Não podemos concordar com tal posicionamento já que o teor da referida missiva não autoriza extrair tal alcance, desde logo porque se fica na dúvida quanto ao sentido da expressão “última tranche”, nada permitindo concluir que corresponda ao último pagamento referente ao valor de 1.000,00 euros.
Com efeito, no contexto da situação (tendo os Réus entregue à Autora, até essa data, a quantia total de 66.000,00 euros, independentemente do dever de pagamento do IVA, estariam por pagar, em termos de valor dos trabalhos efectuados, o montante de 9.000,00 euros, ou seja, o valor da penúltima e última prestação e que correspondem aos montantes a pagar após os revestimentos interiores - 8.000,00 euros - e após a conclusão da obra - 1.000,00), cremos que seria pouco curial significar “ultima tranche” com pagamento de um montante de 1.000,00 euros enquanto condição para que a empreiteira procedesse à execução de obras que, seguramente, assumiam enquadramento, pelo menos, na penúltima fase da construção.

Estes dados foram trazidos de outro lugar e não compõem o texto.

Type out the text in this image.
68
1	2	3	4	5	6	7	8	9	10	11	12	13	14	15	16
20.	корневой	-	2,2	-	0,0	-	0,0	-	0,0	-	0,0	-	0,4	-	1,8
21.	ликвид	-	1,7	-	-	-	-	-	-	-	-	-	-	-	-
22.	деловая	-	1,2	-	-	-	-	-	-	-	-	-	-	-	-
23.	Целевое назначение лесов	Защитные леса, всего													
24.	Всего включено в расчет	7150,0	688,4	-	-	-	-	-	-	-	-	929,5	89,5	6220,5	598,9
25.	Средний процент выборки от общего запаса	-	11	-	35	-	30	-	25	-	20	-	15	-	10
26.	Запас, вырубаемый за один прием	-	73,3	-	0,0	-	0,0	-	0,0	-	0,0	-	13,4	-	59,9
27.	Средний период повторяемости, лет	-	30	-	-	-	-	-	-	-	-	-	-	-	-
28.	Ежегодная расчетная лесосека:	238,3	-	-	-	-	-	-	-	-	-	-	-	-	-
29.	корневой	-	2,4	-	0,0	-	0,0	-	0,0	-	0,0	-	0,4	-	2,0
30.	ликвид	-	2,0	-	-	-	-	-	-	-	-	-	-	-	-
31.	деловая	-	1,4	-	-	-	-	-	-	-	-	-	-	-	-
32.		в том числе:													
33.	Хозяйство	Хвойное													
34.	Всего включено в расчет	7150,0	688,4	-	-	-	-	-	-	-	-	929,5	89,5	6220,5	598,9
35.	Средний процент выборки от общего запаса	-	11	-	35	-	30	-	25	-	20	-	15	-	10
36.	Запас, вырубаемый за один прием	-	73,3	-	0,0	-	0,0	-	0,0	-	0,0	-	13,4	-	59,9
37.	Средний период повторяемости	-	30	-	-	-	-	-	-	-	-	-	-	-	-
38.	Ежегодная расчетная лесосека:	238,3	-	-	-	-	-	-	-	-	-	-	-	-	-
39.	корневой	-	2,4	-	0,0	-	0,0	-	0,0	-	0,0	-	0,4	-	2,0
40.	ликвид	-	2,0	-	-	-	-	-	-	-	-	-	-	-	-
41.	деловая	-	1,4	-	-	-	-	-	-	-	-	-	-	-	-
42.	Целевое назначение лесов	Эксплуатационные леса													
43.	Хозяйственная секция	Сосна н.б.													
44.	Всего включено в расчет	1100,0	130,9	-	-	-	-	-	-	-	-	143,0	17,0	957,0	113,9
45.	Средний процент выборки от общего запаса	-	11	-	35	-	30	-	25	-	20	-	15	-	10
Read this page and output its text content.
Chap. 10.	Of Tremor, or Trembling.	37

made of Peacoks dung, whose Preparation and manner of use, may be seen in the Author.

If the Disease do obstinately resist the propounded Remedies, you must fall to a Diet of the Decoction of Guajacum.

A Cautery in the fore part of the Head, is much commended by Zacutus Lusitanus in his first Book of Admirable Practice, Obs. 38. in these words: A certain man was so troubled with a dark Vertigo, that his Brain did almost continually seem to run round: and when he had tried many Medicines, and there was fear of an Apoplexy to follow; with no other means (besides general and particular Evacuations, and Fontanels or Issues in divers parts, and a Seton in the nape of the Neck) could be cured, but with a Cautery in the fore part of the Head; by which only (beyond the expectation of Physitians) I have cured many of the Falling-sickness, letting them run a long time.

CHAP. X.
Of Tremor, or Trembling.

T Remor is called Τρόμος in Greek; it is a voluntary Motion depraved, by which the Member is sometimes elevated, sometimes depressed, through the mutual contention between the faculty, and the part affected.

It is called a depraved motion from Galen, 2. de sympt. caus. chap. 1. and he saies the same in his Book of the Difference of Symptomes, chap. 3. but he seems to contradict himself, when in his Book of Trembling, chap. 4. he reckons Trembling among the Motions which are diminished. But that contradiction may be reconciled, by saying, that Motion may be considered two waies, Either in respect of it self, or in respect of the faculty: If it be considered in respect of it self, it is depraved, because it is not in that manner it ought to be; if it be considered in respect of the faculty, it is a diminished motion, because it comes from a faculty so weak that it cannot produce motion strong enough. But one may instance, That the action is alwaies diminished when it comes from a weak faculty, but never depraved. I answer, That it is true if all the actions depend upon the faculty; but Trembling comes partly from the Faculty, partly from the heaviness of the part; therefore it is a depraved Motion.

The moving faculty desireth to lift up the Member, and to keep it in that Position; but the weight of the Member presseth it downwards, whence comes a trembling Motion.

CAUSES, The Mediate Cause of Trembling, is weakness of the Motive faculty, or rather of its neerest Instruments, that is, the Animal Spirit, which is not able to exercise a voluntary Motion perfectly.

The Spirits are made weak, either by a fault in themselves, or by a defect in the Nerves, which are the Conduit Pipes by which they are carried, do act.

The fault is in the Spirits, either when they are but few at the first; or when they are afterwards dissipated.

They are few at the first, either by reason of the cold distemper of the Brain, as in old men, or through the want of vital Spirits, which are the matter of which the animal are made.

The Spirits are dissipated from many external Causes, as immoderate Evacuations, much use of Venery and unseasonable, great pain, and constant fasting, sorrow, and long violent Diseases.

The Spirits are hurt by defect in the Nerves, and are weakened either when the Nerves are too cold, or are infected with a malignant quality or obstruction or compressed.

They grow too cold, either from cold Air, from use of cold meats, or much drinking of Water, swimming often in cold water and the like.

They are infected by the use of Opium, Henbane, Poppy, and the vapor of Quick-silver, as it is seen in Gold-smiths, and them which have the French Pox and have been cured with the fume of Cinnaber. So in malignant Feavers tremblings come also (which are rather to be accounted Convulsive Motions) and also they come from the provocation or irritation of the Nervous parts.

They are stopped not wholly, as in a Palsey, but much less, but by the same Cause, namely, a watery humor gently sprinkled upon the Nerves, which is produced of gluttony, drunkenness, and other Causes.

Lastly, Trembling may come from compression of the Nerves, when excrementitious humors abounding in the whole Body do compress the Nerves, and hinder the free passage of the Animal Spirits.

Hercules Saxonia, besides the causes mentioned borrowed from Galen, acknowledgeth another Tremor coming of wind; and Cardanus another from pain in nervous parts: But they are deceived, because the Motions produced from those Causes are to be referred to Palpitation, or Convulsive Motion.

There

Por outro lado, para além do que se encontra apurado no ponto 12.º da matéria de facto consignada na sentença (A Autora solicitou ao Réu o pagamento da restante quantia acordada), a Autora não conseguiu produzir qualquer prova sobre quais as quantias que diligenciou obter dos Réus, ou seja, as que entendia por devidas até à referida altura a título de pagamento do preço da empreitada.
Assim sendo, verificando-se que em Agosto de 2007 a Autora não havia concluído na obra trabalhos referentes pelo menos à penúltima fase de construção, a declaração de não pagamento por parte dos Réus condicionada à execução dos referidos trabalhos não legitima que aquela não procedesse ao cumprimento da sua prestação nos termos acordados.
Não merece pois censura a conclusão retirada na sentença quanto ao abandono de obra por parte da Autora que, aliás, não demonstrou nos autos ter manifestado aos Réus qualquer justificação para o comportamento assumido Note-se que na petição a Autora alega no artigo 11º que, no final de Agosto havia terminado “todas as obras que lhe foram adjudicadas e para as quais o Réu obrigou-se a pagar”. – ter saído da obra em Agosto de 2007 sem que tivesse concluído todos os trabalhos contratados com o Réu (cfr. ponto 17.º dos factos provados na sentença).
Improcedem, por isso, nesta parte, as conclusões das alegações.